DJ memoirs are telling a different version of dance music history - - Mixmag

DJ memoirs are telling a different version of dance music history

Moby, Laurent Garnier and Billy 'Daniel' Bunter have all offered off piste insights

  • Words: Ian McQuaid | Illustration: Alex Jenkins
  • 13 July 2016

For a generation that spent more time learning to mix than learning the correct use of a past participle, it’s been a surprise that a whole bunch of old skool DJs have become more interested in dropping books rather than beats. With Moby’s forthcoming memoir being advertised on billboard posters around London with the kind of fanfare normally reserved for a rare new album from the bald one, and every other head from the 90s – from Laurent Garnier to Billy ‘Daniel’ Bunter – jumping in with their own hardback recollections of scandals and white labels, it’s clear that the DJ tell-all is big business.

Perhaps the main reason that DJ autobiographies are doing so well is because they’re finally offering an alternative side of the rave story, and it’s not always pretty. We’ve heard the starry-eyed, magical narrative time and again. You know the one: a bunch of gay black and Latin Americans start dancing to Kraftwerk and messing around with drum machines. Their music gradually makes it to the sunny climes of Ibiza, where it’s discovered by a generation of holidaying Brits off their nut on grade A dingers. These Brits, a chirpy bunch of chancers straight out of Carry On Raving, bring pills and house back to London, and open clubs like Shoom. Hooligans hug, black and white unite, and English clubs become the pride of a nation and the envy of the world. It’s a compelling, simple story that’s been told countless times – and as with most stories it’s far neater than history itself.

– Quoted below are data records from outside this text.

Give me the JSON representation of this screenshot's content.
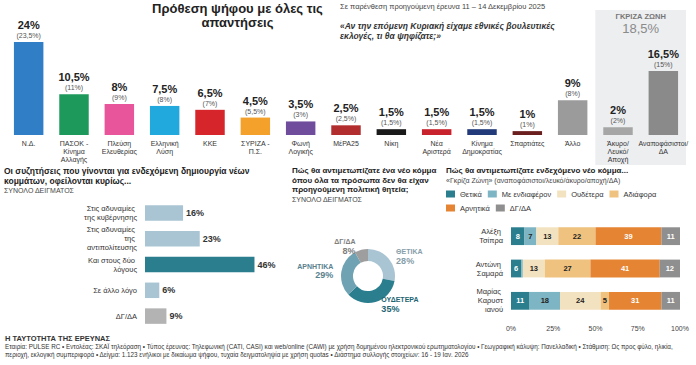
{
  "chart_data": [
    {
      "type": "bar",
      "title": "Πρόθεση ψήφου με όλες τις απαντήσεις",
      "subtitle": "Σε παρένθεση προηγούμενη έρευνα 11 – 14 Δεκεμβρίου 2025",
      "question": "«Αν την επόμενη Κυριακή είχαμε εθνικές βουλευτικές εκλογές, τι θα ψηφίζατε;»",
      "categories": [
        "Ν.Δ.",
        "ΠΑΣΟΚ - Κίνημα Αλλαγής",
        "Πλεύση Ελευθερίας",
        "Ελληνική Λύση",
        "ΚΚΕ",
        "ΣΥΡΙΖΑ - Π.Σ.",
        "Φωνή Λογικής",
        "ΜέΡΑ25",
        "Νίκη",
        "Νέα Αριστερά",
        "Κίνημα Δημοκρατίας",
        "Σπαρτιάτες",
        "Άλλο",
        "Άκυρο/Λευκό/Αποχή",
        "Αναποφάσιστοι/ΔΑ"
      ],
      "values": [
        24,
        10.5,
        8,
        7.5,
        6.5,
        4.5,
        3.5,
        2.5,
        1.5,
        1.5,
        1.5,
        1,
        9,
        2,
        16.5
      ],
      "value_labels": [
        "24%",
        "10,5%",
        "8%",
        "7,5%",
        "6,5%",
        "4,5%",
        "3,5%",
        "2,5%",
        "1,5%",
        "1,5%",
        "1,5%",
        "1%",
        "9%",
        "2%",
        "16,5%"
      ],
      "previous_values": [
        23.5,
        11,
        9,
        8,
        7,
        5.5,
        3,
        2.5,
        1.5,
        1.5,
        1.5,
        1,
        8,
        2,
        15
      ],
      "previous_value_labels": [
        "(23,5%)",
        "(11%)",
        "(9%)",
        "(8%)",
        "(7%)",
        "(5,5%)",
        "(3%)",
        "(2,5%)",
        "(1,5%)",
        "(1,5%)",
        "(1,5%)",
        "(1%)",
        "(8%)",
        "(2%)",
        "(15%)"
      ],
      "colors": [
        "#2f7ec6",
        "#1d9a5b",
        "#e8559a",
        "#21a9dd",
        "#d7262b",
        "#f4a12b",
        "#6f4d9c",
        "#b22d2d",
        "#1a1a1a",
        "#c8232c",
        "#233a7a",
        "#6b1e1e",
        "#9b9b9b",
        "#a6a6a6",
        "#8a8a8a"
      ],
      "ylim": [
        0,
        24
      ],
      "yticks": [],
      "tick_labels": "x",
      "grid": false,
      "data_labels": true,
      "annotations": [
        {
          "text": "ΓΚΡΙΖΑ ΖΩΝΗ",
          "value": 18.5,
          "value_label": "18,5%",
          "categories": [
            "Άκυρο/Λευκό/Αποχή",
            "Αναποφάσιστοι/ΔΑ"
          ]
        }
      ]
    },
    {
      "type": "bar",
      "title": "Οι συζητήσεις που γίνονται για ενδεχόμενη δημιουργία νέων κομμάτων, οφείλονται κυρίως...",
      "subtitle": "ΣΥΝΟΛΟ ΔΕΙΓΜΑΤΟΣ",
      "orientation": "horizontal",
      "categories": [
        "Στις αδυναμίες της κυβέρνησης",
        "Στις αδυναμίες της αντιπολίτευσης",
        "Και στους δύο λόγους",
        "Σε άλλο λόγο",
        "ΔΓ/ΔΑ"
      ],
      "values": [
        16,
        23,
        46,
        6,
        9
      ],
      "value_labels": [
        "16%",
        "23%",
        "46%",
        "6%",
        "9%"
      ],
      "colors": [
        "#a9c5d3",
        "#a9c5d3",
        "#2a7e8e",
        "#a9c5d3",
        "#b3b3b3"
      ],
      "xlim": [
        0,
        50
      ],
      "xticks": [],
      "tick_labels": "y",
      "grid": false,
      "data_labels": true
    },
    {
      "type": "pie",
      "title": "Πώς θα αντιμετωπίζατε ένα νέο κόμμα όπου όλα τα πρόσωπα δεν θα είχαν προηγούμενη πολιτική θητεία;",
      "subtitle": "ΣΥΝΟΛΟ ΔΕΙΓΜΑΤΟΣ",
      "categories": [
        "ΘΕΤΙΚΑ",
        "ΟΥΔΕΤΕΡΑ",
        "ΑΡΝΗΤΙΚΑ",
        "ΔΓ/ΔΑ"
      ],
      "values": [
        28,
        35,
        29,
        8
      ],
      "value_labels": [
        "28%",
        "35%",
        "29%",
        "8%"
      ],
      "colors": [
        "#a9c5d3",
        "#2a7e8e",
        "#6fa3b3",
        "#9e9e9e"
      ],
      "data_labels": true
    },
    {
      "type": "bar",
      "title": "Πώς θα αντιμετωπίζατε ενδεχόμενο νέο κόμμα...",
      "subtitle": "«Γκρίζα Ζώνη» (αναποφάσιστοι/λευκό/άκυρο/αποχή/ΔΑ)",
      "orientation": "horizontal",
      "stacked": true,
      "legend": "top",
      "categories": [
        "Αλέξη Τσίπρα",
        "Αντώνη Σαμαρά",
        "Μαρίας Καρυστιανού"
      ],
      "series": [
        {
          "name": "Θετικά",
          "color": "#2a7e8e",
          "values": [
            8,
            6,
            11
          ],
          "value_labels": [
            "8",
            "6",
            "11"
          ]
        },
        {
          "name": "Με ενδιαφέρον",
          "color": "#7db5c4",
          "values": [
            7,
            1,
            18
          ],
          "value_labels": [
            "7",
            null,
            "18"
          ]
        },
        {
          "name": "Ουδέτερα",
          "color": "#f3e2bf",
          "values": [
            13,
            13,
            24
          ],
          "value_labels": [
            "13",
            "13",
            "24"
          ]
        },
        {
          "name": "Αδιάφορα",
          "color": "#efc27f",
          "values": [
            22,
            27,
            5
          ],
          "value_labels": [
            "22",
            "27",
            "5"
          ]
        },
        {
          "name": "Αρνητικά",
          "color": "#e58534",
          "values": [
            39,
            41,
            31
          ],
          "value_labels": [
            "39",
            "41",
            "31"
          ]
        },
        {
          "name": "ΔΓ/ΔΑ",
          "color": "#8f8f8f",
          "values": [
            11,
            12,
            11
          ],
          "value_labels": [
            "11",
            "12",
            "11"
          ]
        }
      ],
      "xlim": [
        0,
        100
      ],
      "xticks": [
        {
          "value": 0,
          "label": "0%"
        },
        {
          "value": 25,
          "label": "25%"
        },
        {
          "value": 50,
          "label": "50%"
        },
        {
          "value": 75,
          "label": "75%"
        },
        {
          "value": 100,
          "label": "100%"
        }
      ],
      "grid": false,
      "data_labels": true
    }
  ],
  "footer": {
    "title": "Η ΤΑΥΤΟΤΗΤΑ ΤΗΣ ΕΡΕΥΝΑΣ",
    "text": "Εταιρία: PULSE RC • Εντολέας: ΣΚΑΪ τηλεόραση • Τύπος έρευνας: Τηλεφωνική (CATI, CASI) και web/online (CAWI) με χρήση δομημένου ηλεκτρονικού ερωτηματολογίου • Γεωγραφική κάλυψη: Πανελλαδική • Στάθμιση: Ως προς φύλο, ηλικία, περιοχή, εκλογική συμπεριφορά • Δείγμα: 1.123 ενήλικοι με δικαίωμα ψήφου, τυχαία δειγματοληψία με χρήση quotas • Διάστημα συλλογής στοιχείων: 16 - 19 Ιαν. 2026"
  }
}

Take Laurent Garnier’s exhaustive memoir Electrochoc. Already a huge seller in France, it was finally updated and translated into English last year and it pulls apart ‘accepted’ dance history left, right and centre. As Garnier tells it, the rave scenes in the North of England happened far earlier and with far greater intensity than any of the much discussed London ‘acid house’ explosion. He notes that the first raves in the UK bumping the futuristic machine music from Chicago and Detroit weren’t the much hyped parties put on by Tong, Rampling and Oakenfold (which, to be fair, Garnier rates), but Mike Pickering’s mid 80s ‘Nude’ night at the Hacienda – a night almost entirely populated by a much less media-friendly crowd of Mancunian Anglo Jamaicans.